As you can see our system had a Windows 7 Index base score of 3.7 and the lowest scoring component on the notebook is the processor. At 1.6GHz there is only so much you can expect from the AMD E-350 APU in terms of x86 computing performance, but look at the graphics and gaming graphics scores! The AMD Mobility Radeon HD 6310 graphics look pretty powerful!
To test out the performance of the Sony VAIO Y Series laptop we will use a variety of benchmarks and we’ll also be including test results form an ASUS K53E notebook with an Intel Core-i5 2520M processor and Packard Bell notebook with the Intel Core-i7 2820QM processor.
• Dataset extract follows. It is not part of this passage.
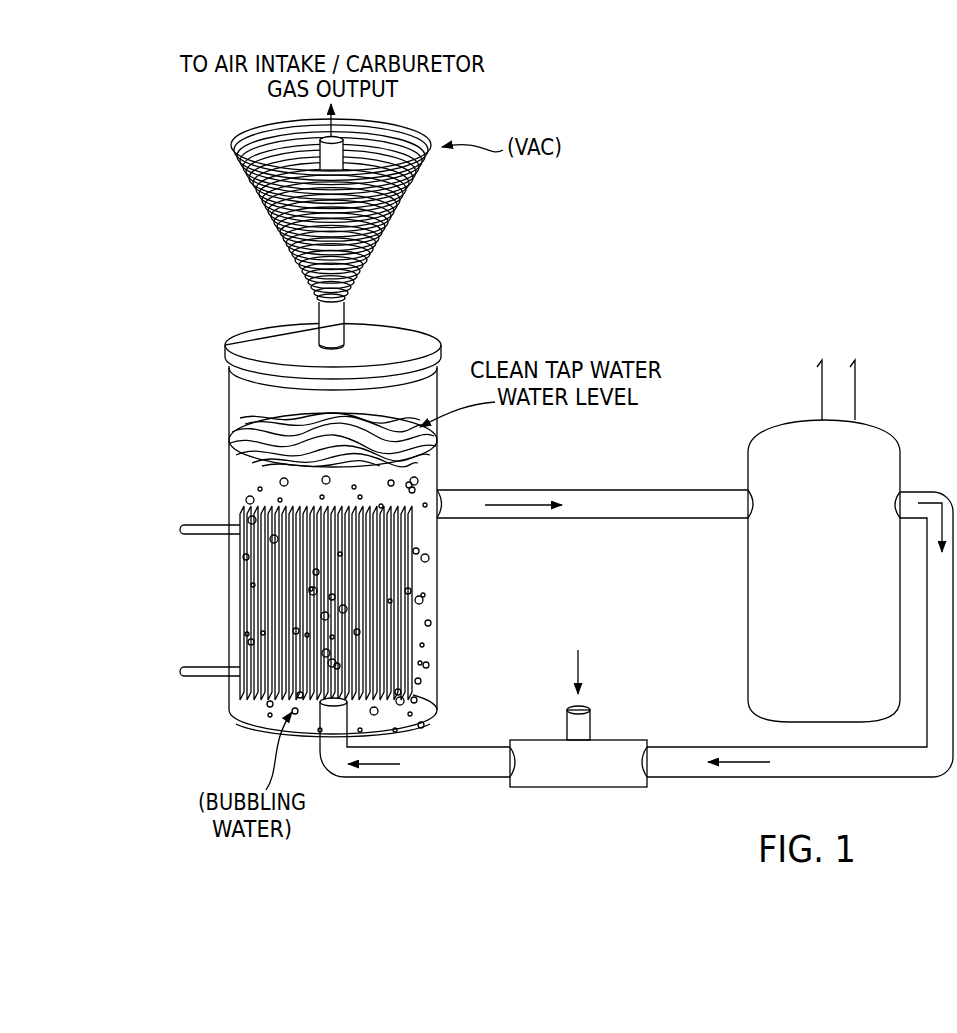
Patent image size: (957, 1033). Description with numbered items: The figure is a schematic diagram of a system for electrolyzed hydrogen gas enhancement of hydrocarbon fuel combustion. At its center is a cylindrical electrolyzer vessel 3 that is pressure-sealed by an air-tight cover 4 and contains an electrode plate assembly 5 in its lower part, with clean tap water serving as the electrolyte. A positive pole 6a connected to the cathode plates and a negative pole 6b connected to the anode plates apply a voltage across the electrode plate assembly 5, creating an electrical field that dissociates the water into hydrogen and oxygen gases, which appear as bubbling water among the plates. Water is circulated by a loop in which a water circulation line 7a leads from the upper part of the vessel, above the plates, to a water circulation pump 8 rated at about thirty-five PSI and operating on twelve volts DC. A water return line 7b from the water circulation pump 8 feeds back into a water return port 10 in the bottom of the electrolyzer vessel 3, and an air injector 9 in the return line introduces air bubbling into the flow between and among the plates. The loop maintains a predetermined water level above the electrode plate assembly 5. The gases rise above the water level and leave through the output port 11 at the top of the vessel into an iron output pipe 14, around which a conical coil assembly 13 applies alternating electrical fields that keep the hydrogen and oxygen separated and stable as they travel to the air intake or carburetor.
The Sony VAIO Y Series 11.6″ notebook with the AMD E350 APU did surprisingly well on all of the benchmarks. The performance of the laptop showed that it was faster than the Intel Atom powered netbooks that we have benchmarked in the past, but as you can see from the chart above it was slower than the more expensive Intel ‘Sandy Bridge’ powered laptops. For what it is, the Sony VAIO Y Series notebook did very well. The Sony VAIO Y series notebook has two limiting factors and that is the slow 5400-RPM hard drive it uses and the 1.6GHz clock frequency of the APU. When multitasking the Sony VAIO Y Series laptop did feel sluggish, but some of that is due to the hard drive. The desktop feel is certainly better than Intel Atom powered notebooks, but not even in the same ballpark as the ASUS K53E with the second generation Core i5-2520M 2.5GHz processor. A $200 price gap and 4-inches separates these notebooks though, so it’s not a fair apples to apples comparison. We are just showing you these numbers so you can put the pieces together on your own. You can download 3DMark, CrystalDiskMark, Sandra, Cinebench, x264 HD, Hyper Pi, Resident Evil 5 Benchmark and H.A.W.X. 2 benchmark for free and see how your current laptop compares to these scores. We like using these tests as you can do them at home to see how your system stacks up against the new ones!